Hackers’ attack on Paraluni acquired more than $1.7 million

Background

At 8:04 on 13th March 2022 (HKT), Paraluni, a meta-universe financial project on the BSC chain, was attacked by hackers, who acquired more than $1.7 million. Preliminary analysis by OKLink as follow:

•  Hacker funds come from the flash loan of Pancakeswap;
• The problem lies in the “depositByAddLiquidity” method of the MasterCheif contract, which does not verify whether the token array parameter “address[2] memory _tokens” matches the LP mapped by the PID parameter, and does not add a “Re-entry Lock” when the LP amount changes.

At present, the account balance of the hacker’s address 0x94bc on the BSC chain is 3000.01 BNB (about $1,125,800), and another 235.45 ETH (about $608,600) uses cBridge to reach the ETH 0x94bc through cross-chain.

Of the 235.45 ETH transferred to the ETH network through cross-chain, 230 ETH (about $594,500) flowed into Tornado in five transactions, accounting for 1/3 of the overall profit-making funds.

Analysis

The 0x70f3 attack transaction is as follows:

• The hacker 0x94bc constructed the attack contract 0x4770 in advance, an ERC20 contract UBT 0xca2c that changed the TransferFrom method, and another contract UGT. Then the hacker called the “depositLp” method of the contract 0x4770 to start the attack;

• Using the flash loan of PancakeSwap, about 155,000 USDT and BUSD were loaned;

• Call addLiquidity of ParaRouter contract to add 155,000 BUSD_ USDT liquidity, 155,000 LP_ BUSD_ USDT and transferred to UBT contract;

• Call the “depositByAddLiquidity” method of the MasterCheif contract, add the liquidity of 1 UBT and 1 UGT, and set the PID parameter to 18 (representing Lp_BUSD_USDT);

“depositByAddLiquidity” calls the internal function “depositbyaddliquityinternal”, which does not verify the LP and token arrays.

• “depositByAddLiquidityinternal” calls the “addLiquidityInternal” internal method.
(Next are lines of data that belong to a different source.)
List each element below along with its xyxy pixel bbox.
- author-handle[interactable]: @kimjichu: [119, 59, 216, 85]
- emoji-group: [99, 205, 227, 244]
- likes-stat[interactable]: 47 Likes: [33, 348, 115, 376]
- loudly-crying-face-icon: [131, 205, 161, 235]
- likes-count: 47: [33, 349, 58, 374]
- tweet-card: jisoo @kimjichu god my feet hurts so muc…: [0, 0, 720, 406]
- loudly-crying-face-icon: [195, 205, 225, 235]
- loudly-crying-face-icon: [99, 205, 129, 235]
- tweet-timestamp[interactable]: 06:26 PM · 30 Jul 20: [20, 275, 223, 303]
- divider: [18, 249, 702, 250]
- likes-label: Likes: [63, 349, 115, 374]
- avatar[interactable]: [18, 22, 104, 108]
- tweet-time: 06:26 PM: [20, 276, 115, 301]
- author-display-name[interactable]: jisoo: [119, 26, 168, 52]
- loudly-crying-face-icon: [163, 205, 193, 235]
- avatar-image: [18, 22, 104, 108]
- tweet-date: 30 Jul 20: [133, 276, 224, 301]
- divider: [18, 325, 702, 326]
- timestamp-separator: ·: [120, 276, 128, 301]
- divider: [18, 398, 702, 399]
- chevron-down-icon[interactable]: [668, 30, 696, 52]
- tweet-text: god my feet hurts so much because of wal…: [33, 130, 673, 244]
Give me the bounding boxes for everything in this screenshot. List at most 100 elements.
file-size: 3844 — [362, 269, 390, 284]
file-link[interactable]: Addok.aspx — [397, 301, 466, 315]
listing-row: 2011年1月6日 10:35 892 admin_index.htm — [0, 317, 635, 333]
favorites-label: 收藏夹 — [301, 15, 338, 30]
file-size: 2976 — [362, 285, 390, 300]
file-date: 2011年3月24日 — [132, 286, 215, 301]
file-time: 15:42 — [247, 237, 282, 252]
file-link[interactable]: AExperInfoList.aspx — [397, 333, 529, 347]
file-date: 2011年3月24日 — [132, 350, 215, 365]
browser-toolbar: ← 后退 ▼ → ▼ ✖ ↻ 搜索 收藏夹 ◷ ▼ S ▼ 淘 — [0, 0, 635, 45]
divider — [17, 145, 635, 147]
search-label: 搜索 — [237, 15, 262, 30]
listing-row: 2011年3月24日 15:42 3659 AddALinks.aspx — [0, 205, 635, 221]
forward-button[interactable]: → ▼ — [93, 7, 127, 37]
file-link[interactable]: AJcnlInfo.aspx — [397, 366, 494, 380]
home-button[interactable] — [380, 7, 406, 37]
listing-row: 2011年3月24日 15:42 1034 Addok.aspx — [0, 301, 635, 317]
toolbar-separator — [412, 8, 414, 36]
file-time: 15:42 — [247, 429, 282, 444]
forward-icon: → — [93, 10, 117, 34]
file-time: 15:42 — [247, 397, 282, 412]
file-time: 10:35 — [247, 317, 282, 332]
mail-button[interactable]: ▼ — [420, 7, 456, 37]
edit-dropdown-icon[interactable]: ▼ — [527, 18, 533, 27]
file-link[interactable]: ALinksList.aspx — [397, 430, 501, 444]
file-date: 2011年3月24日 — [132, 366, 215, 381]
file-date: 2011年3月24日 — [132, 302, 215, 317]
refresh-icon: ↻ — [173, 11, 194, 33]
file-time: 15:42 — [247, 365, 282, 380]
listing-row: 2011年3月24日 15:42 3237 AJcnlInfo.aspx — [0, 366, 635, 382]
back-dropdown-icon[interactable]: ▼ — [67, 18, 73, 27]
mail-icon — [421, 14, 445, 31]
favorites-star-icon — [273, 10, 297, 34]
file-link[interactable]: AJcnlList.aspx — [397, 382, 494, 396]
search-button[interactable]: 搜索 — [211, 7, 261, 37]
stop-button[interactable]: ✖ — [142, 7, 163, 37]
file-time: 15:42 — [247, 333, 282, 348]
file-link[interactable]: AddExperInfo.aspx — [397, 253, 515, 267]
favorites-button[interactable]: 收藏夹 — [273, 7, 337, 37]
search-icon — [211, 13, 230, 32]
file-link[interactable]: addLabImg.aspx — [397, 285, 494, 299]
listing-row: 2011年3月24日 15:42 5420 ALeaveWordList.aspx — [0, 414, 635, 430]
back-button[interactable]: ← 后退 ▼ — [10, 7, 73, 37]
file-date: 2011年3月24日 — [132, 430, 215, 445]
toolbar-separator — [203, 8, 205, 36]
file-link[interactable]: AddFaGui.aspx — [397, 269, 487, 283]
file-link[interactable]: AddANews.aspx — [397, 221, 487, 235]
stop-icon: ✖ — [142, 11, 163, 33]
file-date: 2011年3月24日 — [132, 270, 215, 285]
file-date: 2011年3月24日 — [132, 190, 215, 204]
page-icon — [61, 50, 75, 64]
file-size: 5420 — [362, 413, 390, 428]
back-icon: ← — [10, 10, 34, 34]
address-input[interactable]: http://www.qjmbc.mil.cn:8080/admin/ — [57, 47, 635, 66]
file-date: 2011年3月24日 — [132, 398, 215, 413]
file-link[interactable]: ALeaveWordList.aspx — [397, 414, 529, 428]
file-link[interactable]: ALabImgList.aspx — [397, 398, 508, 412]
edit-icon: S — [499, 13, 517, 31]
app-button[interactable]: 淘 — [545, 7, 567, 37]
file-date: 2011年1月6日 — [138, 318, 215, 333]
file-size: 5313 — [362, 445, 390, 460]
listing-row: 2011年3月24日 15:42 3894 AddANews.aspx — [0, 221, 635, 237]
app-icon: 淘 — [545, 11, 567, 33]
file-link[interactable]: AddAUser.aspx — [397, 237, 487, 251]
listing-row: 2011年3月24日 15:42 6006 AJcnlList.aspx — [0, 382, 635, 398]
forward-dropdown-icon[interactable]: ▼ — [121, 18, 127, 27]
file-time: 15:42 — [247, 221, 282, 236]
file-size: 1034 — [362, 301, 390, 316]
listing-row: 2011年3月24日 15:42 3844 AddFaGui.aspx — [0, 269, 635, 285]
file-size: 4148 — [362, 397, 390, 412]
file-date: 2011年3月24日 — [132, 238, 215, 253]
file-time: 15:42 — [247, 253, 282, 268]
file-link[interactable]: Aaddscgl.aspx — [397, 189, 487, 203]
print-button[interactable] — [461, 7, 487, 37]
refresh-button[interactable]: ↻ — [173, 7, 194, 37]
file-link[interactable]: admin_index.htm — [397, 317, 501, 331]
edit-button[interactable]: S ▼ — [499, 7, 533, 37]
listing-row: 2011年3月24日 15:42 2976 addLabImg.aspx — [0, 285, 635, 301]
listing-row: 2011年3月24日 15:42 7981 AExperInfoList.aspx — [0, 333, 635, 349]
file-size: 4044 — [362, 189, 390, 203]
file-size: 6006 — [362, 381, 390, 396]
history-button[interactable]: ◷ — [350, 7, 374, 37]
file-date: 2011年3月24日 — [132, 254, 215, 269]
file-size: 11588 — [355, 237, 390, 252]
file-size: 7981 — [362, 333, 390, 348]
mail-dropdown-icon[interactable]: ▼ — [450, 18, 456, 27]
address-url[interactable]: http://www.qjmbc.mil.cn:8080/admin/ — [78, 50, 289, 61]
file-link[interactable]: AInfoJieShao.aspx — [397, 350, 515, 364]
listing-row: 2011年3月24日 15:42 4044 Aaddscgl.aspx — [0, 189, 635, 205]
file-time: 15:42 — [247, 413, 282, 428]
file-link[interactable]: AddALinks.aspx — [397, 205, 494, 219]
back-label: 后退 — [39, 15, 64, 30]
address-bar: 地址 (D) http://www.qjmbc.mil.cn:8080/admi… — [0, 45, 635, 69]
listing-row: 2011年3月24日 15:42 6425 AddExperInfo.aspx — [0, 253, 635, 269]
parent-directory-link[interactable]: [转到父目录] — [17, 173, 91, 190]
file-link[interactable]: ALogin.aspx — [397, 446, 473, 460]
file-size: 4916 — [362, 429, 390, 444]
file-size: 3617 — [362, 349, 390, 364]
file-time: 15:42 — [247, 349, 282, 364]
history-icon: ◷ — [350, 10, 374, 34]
The statement “paraRouter.addLiquidity” makes the transferFrom method of UBT effective. The transferFrom method of UBT contract is suspected to be non-standard ERC20. This method calls the deposit method of the MasterChef contract.

We note that in the addliquidityinternal method, the old LP balance is recorded first, then addliquidity is called, then the new LP balance is recorded, and finally the actual number of deposits is obtained with the new old. However, due to the triggering of UBT’s transferfrom, the assignment of the new LP balance is blocked, and the old LP balance fails to reflect the latest number of deposits. Therefore, the UBT contract has a deposit share of 155,000 LP, Attack contract an also has a deposit share of 155,000 LP;

• UBT and attack contract a respectively extract the LP in MasterCheif into the attack contract;

• After removing the liquidity, there are about 310,000 USDT and 310,000 BUSD in the attack contract;

• After returning the flash loan, the hacker made about 155,000 USDT and 155,000 BUSD.

Summary

A reentry attack is a vulnerability caused by the characteristics of the solidity smart contract and the improper writing of the smart contract.

The problem lies in the depositByAddLiquidity method of the MasterCheif contract of the project party, which does not verify the token array parameter address[2] memory_ Whether the tokens are consistent with the LP pointed to by the PID parameter, and the lock entry is not aggravated when the LP amount changes.

This attack reminds us that in the contract method involving the change of amount, we must pay attention to the reentry vulnerability and try to use the reentry lock modifier.